As part of my day job, I lead a weekly staff meeting. Nine of us who spend our time supporting the people who call themselves Grabill Missionary Church. We mostly have the title ‘pastor.’

At these meetings,  we talk about what’s happening in our lives, what’s happening in our areas of responsibility. We like and respect each other. The meetings are good.
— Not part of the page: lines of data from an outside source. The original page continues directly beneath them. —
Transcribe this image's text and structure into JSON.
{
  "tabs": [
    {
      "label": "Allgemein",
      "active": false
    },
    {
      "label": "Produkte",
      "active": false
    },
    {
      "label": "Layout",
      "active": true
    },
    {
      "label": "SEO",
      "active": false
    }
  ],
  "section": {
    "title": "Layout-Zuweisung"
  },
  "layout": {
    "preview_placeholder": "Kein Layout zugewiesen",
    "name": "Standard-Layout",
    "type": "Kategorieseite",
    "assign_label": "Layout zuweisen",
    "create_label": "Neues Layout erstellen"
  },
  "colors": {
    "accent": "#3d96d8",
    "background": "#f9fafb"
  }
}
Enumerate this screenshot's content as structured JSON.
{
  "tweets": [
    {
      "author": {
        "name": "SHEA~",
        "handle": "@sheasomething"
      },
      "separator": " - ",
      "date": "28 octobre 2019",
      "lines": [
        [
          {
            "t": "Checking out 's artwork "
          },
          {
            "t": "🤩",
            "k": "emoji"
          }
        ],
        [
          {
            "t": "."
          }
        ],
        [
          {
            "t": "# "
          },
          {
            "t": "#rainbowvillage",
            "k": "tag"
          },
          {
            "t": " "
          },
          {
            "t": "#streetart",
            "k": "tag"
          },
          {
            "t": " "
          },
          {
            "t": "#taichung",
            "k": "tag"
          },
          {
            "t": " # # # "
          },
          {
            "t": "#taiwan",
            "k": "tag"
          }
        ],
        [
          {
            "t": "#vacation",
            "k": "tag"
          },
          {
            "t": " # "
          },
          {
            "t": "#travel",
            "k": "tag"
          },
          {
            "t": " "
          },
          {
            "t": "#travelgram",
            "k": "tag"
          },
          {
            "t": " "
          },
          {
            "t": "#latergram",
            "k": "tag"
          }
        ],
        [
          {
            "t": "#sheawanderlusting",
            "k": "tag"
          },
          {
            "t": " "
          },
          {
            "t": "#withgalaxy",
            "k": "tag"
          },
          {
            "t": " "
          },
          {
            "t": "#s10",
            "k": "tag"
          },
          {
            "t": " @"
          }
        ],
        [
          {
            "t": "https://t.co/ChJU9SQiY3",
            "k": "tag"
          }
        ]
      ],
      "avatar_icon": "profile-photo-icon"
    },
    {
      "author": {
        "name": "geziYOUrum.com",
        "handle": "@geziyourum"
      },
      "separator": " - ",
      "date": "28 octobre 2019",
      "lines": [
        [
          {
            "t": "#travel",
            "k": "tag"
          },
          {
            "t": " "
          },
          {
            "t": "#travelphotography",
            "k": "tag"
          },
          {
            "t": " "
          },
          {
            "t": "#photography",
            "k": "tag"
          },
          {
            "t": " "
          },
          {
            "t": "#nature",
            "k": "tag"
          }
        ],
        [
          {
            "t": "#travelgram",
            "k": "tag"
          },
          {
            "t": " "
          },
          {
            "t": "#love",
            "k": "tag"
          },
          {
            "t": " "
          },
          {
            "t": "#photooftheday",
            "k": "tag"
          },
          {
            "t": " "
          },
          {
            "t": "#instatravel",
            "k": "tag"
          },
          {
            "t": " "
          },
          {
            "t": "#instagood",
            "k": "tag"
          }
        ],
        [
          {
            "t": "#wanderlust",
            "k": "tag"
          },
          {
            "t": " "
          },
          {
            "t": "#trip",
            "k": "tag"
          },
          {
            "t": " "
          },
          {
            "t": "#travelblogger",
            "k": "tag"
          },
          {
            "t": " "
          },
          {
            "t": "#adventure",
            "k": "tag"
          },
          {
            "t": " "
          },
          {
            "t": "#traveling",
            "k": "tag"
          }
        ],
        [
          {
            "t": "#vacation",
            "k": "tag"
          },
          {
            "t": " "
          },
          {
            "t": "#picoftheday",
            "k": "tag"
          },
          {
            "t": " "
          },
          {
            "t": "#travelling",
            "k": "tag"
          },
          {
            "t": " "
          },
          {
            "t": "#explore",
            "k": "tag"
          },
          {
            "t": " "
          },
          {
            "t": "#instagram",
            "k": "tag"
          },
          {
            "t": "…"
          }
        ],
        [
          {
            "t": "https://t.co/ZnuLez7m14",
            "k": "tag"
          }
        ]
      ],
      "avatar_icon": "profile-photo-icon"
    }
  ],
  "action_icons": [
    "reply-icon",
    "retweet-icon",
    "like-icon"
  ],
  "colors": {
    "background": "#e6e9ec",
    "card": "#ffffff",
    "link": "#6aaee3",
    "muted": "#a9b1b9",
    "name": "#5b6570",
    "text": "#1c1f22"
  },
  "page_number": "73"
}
Except for my opening question.

I ask things like “what song best describes how you are doing this week.” This week I asked “What is the most recent thing you learned how to do?” I asked that because I had spent the week learning how to use new video editing software. I was at the limits of my old software and realized that we would all benefit from me having something less frustrating and more stable. For all the upside of the switch, however, the process of learning while in the middle of producing a couple of  short projects was pretty draining.

Everyone talked about learning. Often about technology. Often about the frustrations of learning new technology. Most of us on staff are not IT people. We are people people. (They all are anyway. I’m more of an IT person. I don’t really like people. But don’t tell anyone. Please.)

After everyone talked about how it feels to feel trapped by what is so easy for the tech people but so paralyzing for normal people, I said, “That’s what it’s like for most of the people we talk to about church stuff and God stuff.”

“Having a problem? Just pray,” we say.

“But how do I just pray, ” someone asks.

“You just talk to God.” we say.

“But what if I do and I don’t hear anything?”

“Just read the Bible.”

“But where do I start?”

“I dunno.”

I was privileged to guest write for Jonny Rose on Sunday: I blog on a Sunday.

8 thoughts on “Learning is hard when you don’t know something.

  1. Wesley

    That’s utterly brilliant! I’ve taught myself a fair amount of IT based skills over the years and it’s not been terribly challenging.
    I’m also an alcoholic/addict and have been in recovery for 2 yrs and I still don’t really get how to talk to God. Everyone says ‘just do it’ and I often feel like I’m coming up short.

    Brilliant post, thank you again


    1. Jon Swanson

      Wesley, that’s the part of the challenge for us. What is the expectation? What is “doing it”? Of course, I struggle with that all the time with all the people around me. How to talk to them. How to talk to you. (not you, Wesley, in particular, but, well, see what I mean?)



  2. Stu Mark

    My opinion: Change the word “hard” to “fun.” – It’s all a matter of perspective. If you see the tech stuff as hard, it’ll be hard. If you see it as fun, it’ll be fun. Same with God talk. – When people ask me about God and prayer and how to handle tough situations through faith, I talk about the fun, or the relief, or the ease of prayer/God/Faith. I keep the perspective upbeat. When someone says to me,

    “Keeping my faith is a real challenge,”

    I respond, “Yeah, I know, isn’t that excellent?”

    “What? How can that be a good thing?”

    “You’re a smart person, an intellectual person. That’s why you do crossword puzzles or things like that. Because the challenge keeps you from becoming bored. Faith is just another puzzle. God is just another mystery. That is the great gift of God, to keep you occupied, to give you something to puzzle over and distract you while you’re going through the tough times.”

    But that’s just me.


    1. Jon Swanson

      thanks Stu. Sometimes the struggle is part of the challenge. If faith were obvious, it wouldn’t take faith. And I like the distinction you make between faith/puzzle and God/mystery.

      However, for myself, there are times that I don’t particularly want faith. I want someone. I want a conversation. I want presence.